By: Joseph P. Yonadi, Jr. and Nancy R. Chawla
Last week the Department of Treasury, U.S. Department of Labor, Department of Health and Human Services (Departments) published rules exempting employers from the contraceptive coverage mandate created under the Affordable Care Act. As a result, hundreds of thousands of women stand to lose access to contraceptive services.
Background: One feature of the 2010 Affordable Care Act was the contraceptive coverage mandate. The mandate paved the way for women to receive access to birth control benefits at no cost through their employers’ health plans. Several employers, including Hobby Lobby, opposed the mandate on religious grounds. In 2014, the Supreme Court ruled that a “closely held” company could invoke religious objections to avoid covering contraception. Burwell v. Hobby Lobby Stores, Inc., 134 S.Ct. 2751 (2014). Despite the Hobby Lobby decision, the mandate has made contraceptive services widely accessible to women who otherwise could not afford them.
Exemptions: The Departments created two exemptions to the mandate. One exemption would allow employers to object contraceptive coverage “based on [their] sincerely held religious beliefs.” Another exemption would allow employers to object contraceptive coverage based on their sincerely held “moral convictions.”

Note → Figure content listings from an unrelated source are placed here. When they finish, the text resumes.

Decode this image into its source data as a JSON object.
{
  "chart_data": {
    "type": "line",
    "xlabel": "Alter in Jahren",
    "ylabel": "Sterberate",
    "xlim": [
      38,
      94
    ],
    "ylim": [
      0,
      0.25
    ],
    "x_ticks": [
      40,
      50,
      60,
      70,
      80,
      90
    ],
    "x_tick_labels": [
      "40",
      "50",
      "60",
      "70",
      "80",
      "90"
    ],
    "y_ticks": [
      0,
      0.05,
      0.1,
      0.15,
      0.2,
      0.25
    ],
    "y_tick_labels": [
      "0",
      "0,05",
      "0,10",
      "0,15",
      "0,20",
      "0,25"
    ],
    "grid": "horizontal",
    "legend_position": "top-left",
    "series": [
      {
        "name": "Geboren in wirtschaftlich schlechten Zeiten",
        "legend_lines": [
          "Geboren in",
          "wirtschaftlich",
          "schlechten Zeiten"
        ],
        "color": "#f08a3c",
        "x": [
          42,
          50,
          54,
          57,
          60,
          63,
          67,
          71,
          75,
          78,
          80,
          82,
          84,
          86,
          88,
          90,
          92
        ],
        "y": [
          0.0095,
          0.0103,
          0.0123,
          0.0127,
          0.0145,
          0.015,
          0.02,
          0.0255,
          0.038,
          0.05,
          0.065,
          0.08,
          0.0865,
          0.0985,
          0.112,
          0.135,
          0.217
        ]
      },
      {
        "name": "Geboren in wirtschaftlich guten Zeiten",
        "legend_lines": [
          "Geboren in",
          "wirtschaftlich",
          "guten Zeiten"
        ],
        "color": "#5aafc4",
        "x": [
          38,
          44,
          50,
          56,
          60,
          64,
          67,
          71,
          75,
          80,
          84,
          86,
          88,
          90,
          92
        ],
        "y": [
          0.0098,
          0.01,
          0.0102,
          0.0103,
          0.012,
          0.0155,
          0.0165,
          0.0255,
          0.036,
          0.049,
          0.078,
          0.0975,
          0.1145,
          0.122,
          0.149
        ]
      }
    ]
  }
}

All employers, including family-owned companies and publicly traded companies, will be allowed to take advantage of these exemptions. However, the American Civil Liberties Union (ACLU) and other groups have announced their intent to challenge the validity of the exemptions.
The interim final rules took effect on October 6, 2017. The comment period for the interim final rules ends on December 5, 2017.
Although the interim final rules took effect immediately, the final rules control employers actions with respect to changes in contraceptive coverage services policies. It remains to be seen whether the rules will be upheld in court.